Government money for Local Council Tax Scheme would create £514,000 funding gap

22nd November 2012

Bournemouth's Cabinet has recommended not to accept the Government's offer of additional grant funding to support the delivery of the new Local Council Tax Support Scheme because it would create a budget pressure on 2013/14 of over £½ million.

The scheme is being introduced because the government has cut Council Tax benefit funding to local authorities by 10 per cent from 2013/14, and requires councils to deliver a new system of Council Tax benefit applicable locally, for introduction in April 2013. This will mean that many people of working age are likely to receive no more than 80 per cent Council Tax Benefit, whilst ensuring that pensioners and the most vulnerable continue to be exempt from paying any Council Tax.

Despite cutting the amount of money available to local authorities to provide council tax benefit, the Government wants people to receive no less than 91.5 per cent benefit, and has offered a subsidy to councils, for one year only, to encourage that.

Under that arrangement, Bournemouth Council would receive from the Government £384,000 to meet the 91.5 per cent Council Tax Support level. However, to do this would cost £898,000 a funding gap of £514,000 which would have to be funded by the Council.

Therefore, Cabinet has recommended not to accept the one-off subsidy, and instead to continue with the proposed scheme, as put to the public in a recent consultation. Early indications from the public consultation show that residents do not want the cost of the new scheme to be met by cuts to other Council services or increases to Council Tax.

Councillor John Beesley, Leader of Bournemouth Council, said: In implementing the proposed scheme with a maximum benefit of 80 per cent, we are already facing a shortfall of £775,000 from April 2013. If we accept government's offer of additional funding for one year only this would further increase the shortfall, putting the Council's budget under severe pressure now and in the future which is unacceptable.

We know that this imposed change by government will have a significant detrimental benefit on some of our residents. To help mitigate that, consideration is now being given on how the Council might fund and operate a Local Welfare Assistance Fund from April 2013, to best support the most vulnerable in our community as a result of the Welfare Reform changes and the impact they may have on people.

At the same Cabinet meeting Council Tax exemptions and discount were also considered.
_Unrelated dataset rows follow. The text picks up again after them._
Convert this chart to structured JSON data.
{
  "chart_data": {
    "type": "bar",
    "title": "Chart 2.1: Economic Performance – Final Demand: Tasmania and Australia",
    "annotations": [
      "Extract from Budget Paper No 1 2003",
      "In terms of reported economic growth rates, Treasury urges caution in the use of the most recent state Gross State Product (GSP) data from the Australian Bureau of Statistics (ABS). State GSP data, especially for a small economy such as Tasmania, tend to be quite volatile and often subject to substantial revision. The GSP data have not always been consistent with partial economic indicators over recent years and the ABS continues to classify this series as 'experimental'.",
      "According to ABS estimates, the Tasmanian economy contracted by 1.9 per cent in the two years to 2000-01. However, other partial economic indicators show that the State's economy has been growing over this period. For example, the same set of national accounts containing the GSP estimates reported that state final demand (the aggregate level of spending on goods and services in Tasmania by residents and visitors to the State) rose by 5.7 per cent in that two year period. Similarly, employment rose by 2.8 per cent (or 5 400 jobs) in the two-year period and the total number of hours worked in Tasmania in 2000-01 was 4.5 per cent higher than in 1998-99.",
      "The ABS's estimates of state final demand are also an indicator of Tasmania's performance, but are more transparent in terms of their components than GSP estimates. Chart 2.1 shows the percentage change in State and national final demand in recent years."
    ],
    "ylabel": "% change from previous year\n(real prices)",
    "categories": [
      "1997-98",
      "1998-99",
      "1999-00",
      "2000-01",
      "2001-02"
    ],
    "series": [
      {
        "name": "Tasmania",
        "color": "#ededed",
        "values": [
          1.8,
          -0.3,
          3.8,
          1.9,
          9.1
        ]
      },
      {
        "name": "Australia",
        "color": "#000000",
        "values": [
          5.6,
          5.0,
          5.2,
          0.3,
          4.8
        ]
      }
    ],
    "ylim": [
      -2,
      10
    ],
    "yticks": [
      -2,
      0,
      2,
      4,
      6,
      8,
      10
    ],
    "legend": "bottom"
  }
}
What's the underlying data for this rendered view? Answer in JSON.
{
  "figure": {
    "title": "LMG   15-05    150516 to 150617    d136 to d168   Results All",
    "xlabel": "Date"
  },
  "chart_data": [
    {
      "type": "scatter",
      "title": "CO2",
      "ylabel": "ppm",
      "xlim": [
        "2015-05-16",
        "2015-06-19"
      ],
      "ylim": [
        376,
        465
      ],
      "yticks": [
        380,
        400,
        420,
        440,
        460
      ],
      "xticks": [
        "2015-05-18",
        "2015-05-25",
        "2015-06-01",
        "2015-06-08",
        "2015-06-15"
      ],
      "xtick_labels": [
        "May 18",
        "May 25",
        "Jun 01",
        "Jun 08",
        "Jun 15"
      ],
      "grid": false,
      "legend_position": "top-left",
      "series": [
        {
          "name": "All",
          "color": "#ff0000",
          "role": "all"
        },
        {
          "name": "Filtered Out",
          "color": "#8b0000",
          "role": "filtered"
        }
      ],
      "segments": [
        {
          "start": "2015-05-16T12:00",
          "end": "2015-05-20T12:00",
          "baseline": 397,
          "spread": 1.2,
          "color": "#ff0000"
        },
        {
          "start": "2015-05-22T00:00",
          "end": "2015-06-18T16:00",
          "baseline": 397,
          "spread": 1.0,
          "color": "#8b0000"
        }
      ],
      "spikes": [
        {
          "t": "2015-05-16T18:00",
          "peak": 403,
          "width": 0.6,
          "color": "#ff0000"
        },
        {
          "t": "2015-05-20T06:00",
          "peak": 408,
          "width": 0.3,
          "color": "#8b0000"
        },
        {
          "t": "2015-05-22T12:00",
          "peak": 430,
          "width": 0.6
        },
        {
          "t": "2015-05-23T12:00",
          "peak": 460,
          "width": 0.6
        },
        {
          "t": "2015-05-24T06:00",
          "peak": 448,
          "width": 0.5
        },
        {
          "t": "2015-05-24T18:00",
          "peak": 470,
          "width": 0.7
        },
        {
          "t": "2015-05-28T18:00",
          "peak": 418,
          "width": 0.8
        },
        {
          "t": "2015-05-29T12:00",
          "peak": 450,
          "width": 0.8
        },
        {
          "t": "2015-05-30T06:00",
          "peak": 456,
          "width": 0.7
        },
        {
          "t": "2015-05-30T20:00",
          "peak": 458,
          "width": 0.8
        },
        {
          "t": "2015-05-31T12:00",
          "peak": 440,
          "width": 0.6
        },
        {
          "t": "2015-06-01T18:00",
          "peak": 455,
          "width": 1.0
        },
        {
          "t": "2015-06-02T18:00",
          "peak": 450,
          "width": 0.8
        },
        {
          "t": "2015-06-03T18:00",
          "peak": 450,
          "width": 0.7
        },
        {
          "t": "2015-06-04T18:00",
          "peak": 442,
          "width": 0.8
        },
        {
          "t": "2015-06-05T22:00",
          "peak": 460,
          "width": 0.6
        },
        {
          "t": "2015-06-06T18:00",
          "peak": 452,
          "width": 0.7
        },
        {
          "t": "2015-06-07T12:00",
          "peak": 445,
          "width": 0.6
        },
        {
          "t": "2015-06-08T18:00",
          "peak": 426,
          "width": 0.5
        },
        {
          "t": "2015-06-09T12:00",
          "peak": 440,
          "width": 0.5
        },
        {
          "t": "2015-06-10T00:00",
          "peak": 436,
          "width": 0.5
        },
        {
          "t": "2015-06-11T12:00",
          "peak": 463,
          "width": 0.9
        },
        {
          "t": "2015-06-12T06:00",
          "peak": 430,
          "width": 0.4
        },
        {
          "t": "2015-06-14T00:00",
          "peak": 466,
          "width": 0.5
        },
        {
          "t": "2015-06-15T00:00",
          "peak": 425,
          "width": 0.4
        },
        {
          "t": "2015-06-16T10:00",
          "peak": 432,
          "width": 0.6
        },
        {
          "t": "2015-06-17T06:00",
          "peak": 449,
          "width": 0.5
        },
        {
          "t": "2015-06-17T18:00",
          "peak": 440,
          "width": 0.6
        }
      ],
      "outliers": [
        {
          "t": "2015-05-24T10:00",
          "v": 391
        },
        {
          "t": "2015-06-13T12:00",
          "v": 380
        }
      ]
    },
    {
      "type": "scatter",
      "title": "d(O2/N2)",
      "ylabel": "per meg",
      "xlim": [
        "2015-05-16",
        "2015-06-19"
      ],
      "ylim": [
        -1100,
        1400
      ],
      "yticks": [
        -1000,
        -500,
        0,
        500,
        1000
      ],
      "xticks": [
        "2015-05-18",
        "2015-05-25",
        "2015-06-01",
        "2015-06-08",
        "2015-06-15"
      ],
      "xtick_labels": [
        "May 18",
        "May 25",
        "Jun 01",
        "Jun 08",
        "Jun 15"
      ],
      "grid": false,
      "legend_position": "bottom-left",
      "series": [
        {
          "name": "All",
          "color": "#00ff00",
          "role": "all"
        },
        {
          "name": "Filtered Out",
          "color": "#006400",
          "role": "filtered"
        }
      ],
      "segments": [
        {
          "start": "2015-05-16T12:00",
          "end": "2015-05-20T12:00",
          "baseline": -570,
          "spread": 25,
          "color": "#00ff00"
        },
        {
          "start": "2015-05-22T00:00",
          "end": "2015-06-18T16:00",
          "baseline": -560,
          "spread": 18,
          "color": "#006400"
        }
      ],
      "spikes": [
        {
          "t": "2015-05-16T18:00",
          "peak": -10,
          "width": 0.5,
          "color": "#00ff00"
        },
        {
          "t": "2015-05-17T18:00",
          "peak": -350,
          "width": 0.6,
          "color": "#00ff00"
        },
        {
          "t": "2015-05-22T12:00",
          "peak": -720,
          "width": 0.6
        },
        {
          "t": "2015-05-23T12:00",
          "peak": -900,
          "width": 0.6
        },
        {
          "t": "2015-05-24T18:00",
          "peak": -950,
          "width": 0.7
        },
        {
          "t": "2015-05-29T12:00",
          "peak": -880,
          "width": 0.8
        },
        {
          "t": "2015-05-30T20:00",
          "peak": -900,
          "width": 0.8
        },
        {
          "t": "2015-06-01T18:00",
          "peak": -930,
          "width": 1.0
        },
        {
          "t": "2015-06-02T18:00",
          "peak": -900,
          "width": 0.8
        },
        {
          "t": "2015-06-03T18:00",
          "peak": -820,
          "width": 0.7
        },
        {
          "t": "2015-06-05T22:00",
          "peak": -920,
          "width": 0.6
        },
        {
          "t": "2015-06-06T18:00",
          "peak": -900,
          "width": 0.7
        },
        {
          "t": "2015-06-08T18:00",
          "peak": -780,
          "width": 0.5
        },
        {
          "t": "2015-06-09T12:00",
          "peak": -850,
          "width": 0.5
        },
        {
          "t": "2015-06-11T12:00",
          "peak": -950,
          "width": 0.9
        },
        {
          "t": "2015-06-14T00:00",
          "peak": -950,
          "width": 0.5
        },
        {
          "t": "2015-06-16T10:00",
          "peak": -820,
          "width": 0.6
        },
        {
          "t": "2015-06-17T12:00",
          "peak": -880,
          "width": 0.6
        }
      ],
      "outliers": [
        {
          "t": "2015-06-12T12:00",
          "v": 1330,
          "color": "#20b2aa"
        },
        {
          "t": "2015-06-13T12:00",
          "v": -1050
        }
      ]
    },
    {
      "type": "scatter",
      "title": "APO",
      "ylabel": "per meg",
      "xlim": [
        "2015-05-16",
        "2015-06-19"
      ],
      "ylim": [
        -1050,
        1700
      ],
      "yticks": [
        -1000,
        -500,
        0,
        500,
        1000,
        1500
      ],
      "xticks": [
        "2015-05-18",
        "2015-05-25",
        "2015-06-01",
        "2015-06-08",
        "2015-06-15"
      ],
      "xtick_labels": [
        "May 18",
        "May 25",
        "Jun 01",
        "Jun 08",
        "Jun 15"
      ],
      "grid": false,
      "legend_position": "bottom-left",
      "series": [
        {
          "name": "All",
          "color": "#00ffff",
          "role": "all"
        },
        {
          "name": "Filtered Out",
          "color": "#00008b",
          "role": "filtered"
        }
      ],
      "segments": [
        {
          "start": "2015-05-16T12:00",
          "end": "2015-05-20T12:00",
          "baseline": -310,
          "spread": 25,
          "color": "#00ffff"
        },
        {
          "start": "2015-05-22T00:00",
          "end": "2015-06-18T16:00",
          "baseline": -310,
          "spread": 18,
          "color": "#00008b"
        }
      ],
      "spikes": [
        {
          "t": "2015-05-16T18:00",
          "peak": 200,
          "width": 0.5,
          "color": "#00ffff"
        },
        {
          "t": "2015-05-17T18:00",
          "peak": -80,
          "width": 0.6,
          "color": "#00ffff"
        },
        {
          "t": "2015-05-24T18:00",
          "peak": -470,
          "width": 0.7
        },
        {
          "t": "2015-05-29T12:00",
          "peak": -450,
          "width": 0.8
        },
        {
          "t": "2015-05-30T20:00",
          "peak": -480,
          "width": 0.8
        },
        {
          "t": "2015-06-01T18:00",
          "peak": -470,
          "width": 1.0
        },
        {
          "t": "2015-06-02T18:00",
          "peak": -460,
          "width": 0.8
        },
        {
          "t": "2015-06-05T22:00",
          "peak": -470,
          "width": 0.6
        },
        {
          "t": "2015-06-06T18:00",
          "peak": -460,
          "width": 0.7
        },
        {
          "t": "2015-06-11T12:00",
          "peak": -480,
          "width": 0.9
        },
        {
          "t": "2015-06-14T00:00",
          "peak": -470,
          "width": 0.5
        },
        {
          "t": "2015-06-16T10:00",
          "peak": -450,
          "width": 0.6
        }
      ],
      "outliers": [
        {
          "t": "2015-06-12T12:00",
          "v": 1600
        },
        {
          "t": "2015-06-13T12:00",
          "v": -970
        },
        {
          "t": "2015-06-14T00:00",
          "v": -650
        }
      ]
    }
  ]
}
As part of the government's support of the Localism agenda, local authorities are now able to set Council tax discount and exemptions and Cabinet has recommended a number of proposed changes:

Charge owners of second homes full Council Tax (owners of second homes currently receive a 10 per cent discount on their Council Tax).

Introduce a 50 per cent Council Tax charge for a maximum of 12 months on homes that are empty, unfurnished and under-going major repair work. (currently exempt from paying any Council Tax).

Owners of empty and unfurnished homes will be exempt from Council Tax for a maximum of three months (currently exempt from Council Tax for up to six months).

Charge a 150 per cent Council Tax on properties that are unoccupied and unfurnished for more than two years (currently the charge is full Council Tax).

The aim behind this approach is to act as a disincentive to maintaining empty properties, and instead encourage property owners to bring empty properties back into use as quickly as possible.

Any revenue raised from the discount and exemption changes will be used to offset the delivery of the Council's Local Council Tax Scheme through the proposed Local Welfare Assistance Fund.

Notes: The Department for Work and Pensions currently provides hardship grants and loans. From April 2013 it will be the responsibility of local authorities to provide a Welfare Assistance Fund for residents.